As is generally well known and accepted, architects have little use for actual people--and so this TB remains pristine and ideal so long as it stands apart from the actual everyday implications of fast-food commerce (even the "kill floor" of an abattoir no doubt looks gleaming in the original blueprint). With its greenery and picnic tables, this model is meant to signify a public park more than a gastro-scenic invader--its balanced rectangles of building, grass, and parking offered as a temple of orderly corporate beauty (perhaps most enjoyable to the cars that will one day fill its lot). It is the type of vision offered to zoning commissions and reluctant neighbors to emphasize Taco Bell's positive contribution to the surrounding community.

Of course, as anyone who has worked in or lived near a fast-food franchise knows, they are disgusting beyond belief--a repressed reality that only occasionally bubbles back to the surface when some high-school punks are caught on the surveillance camera pissing in the sink or flickin' boogers into the special sauce. We should salute these heroes, who have sacrificed saving up for a Wii or making next month's child support just to remind the rest of us that the insanely enthusiastic fast-food worker so often featured in Mickey D.'s advertising is nothing more than a subterfuge to distract us from the fact that the line-cook is actually out back in the parking lot tweeking-up to finish the night shift.

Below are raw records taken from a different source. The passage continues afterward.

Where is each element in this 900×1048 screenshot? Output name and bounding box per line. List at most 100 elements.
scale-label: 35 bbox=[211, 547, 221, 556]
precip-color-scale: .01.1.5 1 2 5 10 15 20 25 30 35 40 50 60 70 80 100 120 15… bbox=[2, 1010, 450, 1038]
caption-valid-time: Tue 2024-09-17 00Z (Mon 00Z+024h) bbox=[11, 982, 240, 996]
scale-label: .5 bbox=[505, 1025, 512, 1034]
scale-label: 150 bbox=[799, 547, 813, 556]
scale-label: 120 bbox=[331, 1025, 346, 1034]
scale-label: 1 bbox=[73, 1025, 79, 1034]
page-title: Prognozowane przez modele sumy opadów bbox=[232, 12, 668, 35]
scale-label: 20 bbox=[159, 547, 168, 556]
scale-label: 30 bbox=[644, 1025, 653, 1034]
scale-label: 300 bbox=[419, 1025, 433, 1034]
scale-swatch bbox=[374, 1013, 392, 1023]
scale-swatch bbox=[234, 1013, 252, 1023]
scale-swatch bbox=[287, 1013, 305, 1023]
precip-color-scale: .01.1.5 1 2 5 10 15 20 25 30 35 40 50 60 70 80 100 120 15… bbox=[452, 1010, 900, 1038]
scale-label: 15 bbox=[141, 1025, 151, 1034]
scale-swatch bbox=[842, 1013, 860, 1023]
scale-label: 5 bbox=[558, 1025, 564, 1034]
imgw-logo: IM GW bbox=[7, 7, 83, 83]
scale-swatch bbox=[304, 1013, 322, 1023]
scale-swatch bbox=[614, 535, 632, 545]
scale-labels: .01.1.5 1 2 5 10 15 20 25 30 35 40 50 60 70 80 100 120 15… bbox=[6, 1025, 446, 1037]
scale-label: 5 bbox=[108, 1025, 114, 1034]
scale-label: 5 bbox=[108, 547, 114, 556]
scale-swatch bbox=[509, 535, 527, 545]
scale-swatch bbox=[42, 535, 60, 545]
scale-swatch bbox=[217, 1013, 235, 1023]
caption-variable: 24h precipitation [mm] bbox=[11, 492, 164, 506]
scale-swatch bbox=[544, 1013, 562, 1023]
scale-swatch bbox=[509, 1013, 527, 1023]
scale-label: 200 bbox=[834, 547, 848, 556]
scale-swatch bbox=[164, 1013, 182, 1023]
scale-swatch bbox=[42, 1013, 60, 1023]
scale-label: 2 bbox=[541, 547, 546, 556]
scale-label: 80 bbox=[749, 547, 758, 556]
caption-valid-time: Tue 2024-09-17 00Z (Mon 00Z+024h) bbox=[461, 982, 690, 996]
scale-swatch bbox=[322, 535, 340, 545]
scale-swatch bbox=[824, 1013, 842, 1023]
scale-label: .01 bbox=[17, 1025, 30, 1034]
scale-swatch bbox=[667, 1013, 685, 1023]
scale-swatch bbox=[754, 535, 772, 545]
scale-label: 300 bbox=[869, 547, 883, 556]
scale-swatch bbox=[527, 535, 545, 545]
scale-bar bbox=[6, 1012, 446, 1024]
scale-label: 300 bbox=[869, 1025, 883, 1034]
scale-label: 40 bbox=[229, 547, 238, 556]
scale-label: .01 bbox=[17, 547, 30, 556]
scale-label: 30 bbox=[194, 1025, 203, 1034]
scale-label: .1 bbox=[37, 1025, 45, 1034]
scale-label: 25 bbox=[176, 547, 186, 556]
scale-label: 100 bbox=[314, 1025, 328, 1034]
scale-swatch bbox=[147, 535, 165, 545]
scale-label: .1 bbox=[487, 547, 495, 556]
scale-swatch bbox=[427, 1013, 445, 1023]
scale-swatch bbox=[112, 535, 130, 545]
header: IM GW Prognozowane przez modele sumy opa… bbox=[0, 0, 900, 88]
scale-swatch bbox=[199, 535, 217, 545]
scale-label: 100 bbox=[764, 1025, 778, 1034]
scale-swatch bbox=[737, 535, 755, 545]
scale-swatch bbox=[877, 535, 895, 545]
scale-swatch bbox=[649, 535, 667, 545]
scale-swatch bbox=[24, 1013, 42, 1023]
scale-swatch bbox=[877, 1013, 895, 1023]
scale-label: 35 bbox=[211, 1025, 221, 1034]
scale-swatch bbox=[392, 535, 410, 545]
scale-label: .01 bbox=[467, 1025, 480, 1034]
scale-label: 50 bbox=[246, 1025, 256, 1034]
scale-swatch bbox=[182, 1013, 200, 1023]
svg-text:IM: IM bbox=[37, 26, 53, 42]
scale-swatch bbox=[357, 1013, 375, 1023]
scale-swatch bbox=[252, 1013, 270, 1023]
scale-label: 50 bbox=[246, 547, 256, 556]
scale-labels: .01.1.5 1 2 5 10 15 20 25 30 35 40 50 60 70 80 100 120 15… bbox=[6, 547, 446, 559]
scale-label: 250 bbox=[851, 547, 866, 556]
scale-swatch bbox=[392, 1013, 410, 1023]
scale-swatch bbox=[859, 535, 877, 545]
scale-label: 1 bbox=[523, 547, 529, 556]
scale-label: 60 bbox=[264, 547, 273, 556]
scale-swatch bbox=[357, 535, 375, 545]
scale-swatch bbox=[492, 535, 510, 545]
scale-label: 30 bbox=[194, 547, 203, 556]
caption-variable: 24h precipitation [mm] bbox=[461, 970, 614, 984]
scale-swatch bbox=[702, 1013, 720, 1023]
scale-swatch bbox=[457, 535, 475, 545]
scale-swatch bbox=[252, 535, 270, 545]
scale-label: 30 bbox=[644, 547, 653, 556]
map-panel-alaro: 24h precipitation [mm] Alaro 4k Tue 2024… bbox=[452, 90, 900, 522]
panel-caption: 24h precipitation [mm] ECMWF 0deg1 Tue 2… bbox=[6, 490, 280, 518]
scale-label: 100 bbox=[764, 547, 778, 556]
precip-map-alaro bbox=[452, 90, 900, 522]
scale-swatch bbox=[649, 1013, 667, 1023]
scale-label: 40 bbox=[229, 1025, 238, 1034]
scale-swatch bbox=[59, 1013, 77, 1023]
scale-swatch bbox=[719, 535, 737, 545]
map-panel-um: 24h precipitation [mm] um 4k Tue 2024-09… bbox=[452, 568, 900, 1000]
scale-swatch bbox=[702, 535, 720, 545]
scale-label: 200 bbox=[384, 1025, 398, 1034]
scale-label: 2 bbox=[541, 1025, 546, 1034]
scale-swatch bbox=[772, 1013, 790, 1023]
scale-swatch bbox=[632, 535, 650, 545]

Now that the FDA is taking control of the cigarette industry, maybe they can move next to fast-food franchising. No warnings labels necessary: all that needs to be done is pass a law requiring that customers have to enter the "restaurant" through the back door, near the dumpster. Stuffed with greasy packaging, greasy half-eaten meals, greasy rats, and grease in general, the typical fast-food dumpster is perhaps the most potent emblem of contemporary alienation imaginable--an alienation of labor, the body, and the community. Certain municipalities attempt to blunt this horror by forcing the chains to reduce the height of their signage out front, as if this makes both the food and the architecture more "tasteful." But as anyone who has ever cleaned the grease trap on a fry machine will agree, a leper colony would make a better neighbor.